Theological Variations   /   Summer 2023   /    Essays

The Need for Mourning

Refusing to be persuaded by defeat.

Paul Franz

Grieving Women (detail), 1944, by Robert Colquhoun (1914–1962); private collection/Bridgeman Images; photo © Peter Naum at the Leicester Galleries, London; © estate of Robert Colquhoun. All rights reserved.

It begins with a joke. Attending a conference on the Anthropocene—the proposed name for our current geologic era, in which, it is argued, human activity has finally displaced nature, with potentially catastrophic effects—philosopher Jonathan Lear observed something striking: “At the end of the talk, there was a discussion period. At one point, a young academic stood up and said simply: ‘Let me tell you something: We will not be missed.’ She then sat down. There was laughter throughout the audience.”

“It was over in a moment,” Lear tells us, but that moment has haunted him ever since. For Lear (a practicing psychoanalyst and author of a study of Freud), the joke depends on a “split in the ego” that lets us occupy two positions simultaneously. Asserting that “we will not be missed because we do not deserve to be missed,” it lets us “project ourselves forward” to enjoy the imaginary satisfaction of being “on the punishing rather than on the receiving end of the punishment.” A typical human desire, perhaps, to have things both ways; yet for Lear, this gallows humor is the sign of a deeper despair. He devotes much of his characteristically rich and suggestive latest book, Imagining the End: Mourning and Ethical Life, to laying bare, so as to deplete, the sources of its strength.

Already at the outset, however, we get a sense of something overdetermined in Lear’s response. This comes in his suggestion—which corresponds to nothing in the young academic’s actual utterance—that “the joke also picks up on a culturally shared anxiety about the end of democracy.” Punning on the two senses of “end,” Lear explains, with a strangely impersonal locution, that “there is a fear of democracy coming to an end because of the loss of our shared sense of its purpose or end.” The link appears to be humanistic study itself. What does it say about the prospects for liberal democracy when a “young academic”—that is, someone entrusted with our intellectual future—expresses such nihilistic indifference about the fate of those beings with whom the humanities are concerned?

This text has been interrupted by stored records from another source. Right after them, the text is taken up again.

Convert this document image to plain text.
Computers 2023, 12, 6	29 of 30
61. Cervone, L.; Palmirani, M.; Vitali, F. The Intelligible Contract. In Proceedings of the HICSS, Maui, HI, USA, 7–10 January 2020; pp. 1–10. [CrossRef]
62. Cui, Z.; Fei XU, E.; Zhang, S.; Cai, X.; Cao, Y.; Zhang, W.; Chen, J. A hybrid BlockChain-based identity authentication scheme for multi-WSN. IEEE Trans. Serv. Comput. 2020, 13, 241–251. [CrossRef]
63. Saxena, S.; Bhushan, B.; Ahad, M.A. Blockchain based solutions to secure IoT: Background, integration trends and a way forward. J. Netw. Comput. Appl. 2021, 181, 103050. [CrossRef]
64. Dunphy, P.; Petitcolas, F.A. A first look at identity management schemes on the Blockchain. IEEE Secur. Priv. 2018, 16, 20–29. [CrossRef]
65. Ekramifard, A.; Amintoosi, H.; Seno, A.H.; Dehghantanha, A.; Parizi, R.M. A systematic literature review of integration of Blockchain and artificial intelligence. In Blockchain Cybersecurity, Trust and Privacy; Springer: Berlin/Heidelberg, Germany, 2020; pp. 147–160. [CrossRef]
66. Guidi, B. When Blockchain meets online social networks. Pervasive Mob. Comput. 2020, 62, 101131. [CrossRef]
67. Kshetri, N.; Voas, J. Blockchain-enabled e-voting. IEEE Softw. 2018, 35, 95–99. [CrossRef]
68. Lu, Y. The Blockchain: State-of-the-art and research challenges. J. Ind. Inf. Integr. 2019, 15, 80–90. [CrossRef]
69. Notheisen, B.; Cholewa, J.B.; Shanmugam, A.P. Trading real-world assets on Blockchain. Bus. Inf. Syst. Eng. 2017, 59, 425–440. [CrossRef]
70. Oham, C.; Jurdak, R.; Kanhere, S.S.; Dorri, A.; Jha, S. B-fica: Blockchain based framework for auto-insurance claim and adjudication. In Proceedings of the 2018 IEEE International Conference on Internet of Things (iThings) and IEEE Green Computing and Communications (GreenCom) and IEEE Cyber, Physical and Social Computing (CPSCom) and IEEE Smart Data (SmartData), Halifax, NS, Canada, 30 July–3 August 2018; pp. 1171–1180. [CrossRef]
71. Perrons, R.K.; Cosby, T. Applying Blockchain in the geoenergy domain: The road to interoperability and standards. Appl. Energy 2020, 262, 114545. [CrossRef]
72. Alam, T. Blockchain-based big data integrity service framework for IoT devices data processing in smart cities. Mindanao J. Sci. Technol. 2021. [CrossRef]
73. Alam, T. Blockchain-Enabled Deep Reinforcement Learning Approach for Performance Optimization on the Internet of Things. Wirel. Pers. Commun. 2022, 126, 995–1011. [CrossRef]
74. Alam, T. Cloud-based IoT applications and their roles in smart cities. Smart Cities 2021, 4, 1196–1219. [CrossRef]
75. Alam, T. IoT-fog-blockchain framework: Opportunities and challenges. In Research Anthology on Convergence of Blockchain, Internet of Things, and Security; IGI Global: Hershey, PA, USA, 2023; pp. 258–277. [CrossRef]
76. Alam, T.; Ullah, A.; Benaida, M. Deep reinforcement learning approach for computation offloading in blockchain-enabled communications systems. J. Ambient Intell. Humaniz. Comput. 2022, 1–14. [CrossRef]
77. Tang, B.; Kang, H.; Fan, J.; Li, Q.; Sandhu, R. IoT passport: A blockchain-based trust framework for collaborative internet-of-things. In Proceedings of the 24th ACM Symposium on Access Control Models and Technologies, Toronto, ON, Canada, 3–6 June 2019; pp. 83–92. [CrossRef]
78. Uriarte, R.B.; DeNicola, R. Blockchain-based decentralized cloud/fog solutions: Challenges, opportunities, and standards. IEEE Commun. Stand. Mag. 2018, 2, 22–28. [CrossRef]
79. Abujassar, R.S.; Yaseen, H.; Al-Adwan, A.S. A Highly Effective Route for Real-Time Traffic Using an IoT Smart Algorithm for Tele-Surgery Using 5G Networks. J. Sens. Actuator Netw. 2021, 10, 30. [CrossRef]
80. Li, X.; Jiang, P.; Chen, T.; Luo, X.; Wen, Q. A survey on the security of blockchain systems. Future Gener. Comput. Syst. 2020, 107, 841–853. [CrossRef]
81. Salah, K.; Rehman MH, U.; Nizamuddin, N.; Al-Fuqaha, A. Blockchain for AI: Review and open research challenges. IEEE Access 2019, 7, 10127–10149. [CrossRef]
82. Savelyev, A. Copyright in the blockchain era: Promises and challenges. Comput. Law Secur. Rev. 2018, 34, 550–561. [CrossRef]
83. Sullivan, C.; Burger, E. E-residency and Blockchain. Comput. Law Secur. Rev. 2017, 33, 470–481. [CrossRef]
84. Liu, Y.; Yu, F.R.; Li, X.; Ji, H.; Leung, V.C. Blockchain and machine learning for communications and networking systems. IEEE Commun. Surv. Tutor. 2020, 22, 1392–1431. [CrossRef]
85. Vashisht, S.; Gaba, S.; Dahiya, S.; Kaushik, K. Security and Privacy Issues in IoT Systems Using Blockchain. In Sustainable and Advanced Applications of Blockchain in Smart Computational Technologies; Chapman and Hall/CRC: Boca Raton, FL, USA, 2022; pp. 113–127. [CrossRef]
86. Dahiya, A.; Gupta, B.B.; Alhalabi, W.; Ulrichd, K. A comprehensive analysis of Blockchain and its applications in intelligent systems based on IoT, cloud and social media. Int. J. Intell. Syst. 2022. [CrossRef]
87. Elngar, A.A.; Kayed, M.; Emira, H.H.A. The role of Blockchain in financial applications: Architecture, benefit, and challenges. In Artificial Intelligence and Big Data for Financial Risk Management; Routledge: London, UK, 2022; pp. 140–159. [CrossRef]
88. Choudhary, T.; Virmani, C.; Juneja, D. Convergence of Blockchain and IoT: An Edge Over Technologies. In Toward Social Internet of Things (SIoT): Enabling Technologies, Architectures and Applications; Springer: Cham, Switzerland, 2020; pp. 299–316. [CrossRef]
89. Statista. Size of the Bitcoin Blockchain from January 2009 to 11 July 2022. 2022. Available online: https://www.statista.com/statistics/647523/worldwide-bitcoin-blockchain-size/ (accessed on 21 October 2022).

Reading Lear’s account of a “split in the ego” that allows teller and audience to occupy two positions at once, I recalled a remark by D.H. Lawrence (himself no stranger to fantasies of the end of humanity) on American Prohibition. “Every man voting prohibition for his neighbor voted it for himself, of course,” Lawrence wrote. “But somewhere he made a mental reservation. He intended, himself, to have his little drink still, if he wanted it. Since he, good citizen, knew better than to abuse himself.” For that adept diagnostician of hypocrisy, such double-dealing showed not so much the breakdown of American democracy as its all-but-inevitable way of functioning: an empowered citizenry, stirred by its ideals, legislates for itself—collectively, but somehow not individually.

The end of the world, though, is a special case. Turning on its head the anticipated objection that humans merely “project” their own values onto the world, Lear observes that the effort to make poetic justice, a kind of meaning, out of human extinction overlooks the fact that such extinction means the loss of meaning as such. To mock the loss of “the very capacity to miss”—in a radical sense, the loss of loss itself—thus comes to look peculiarly defensive.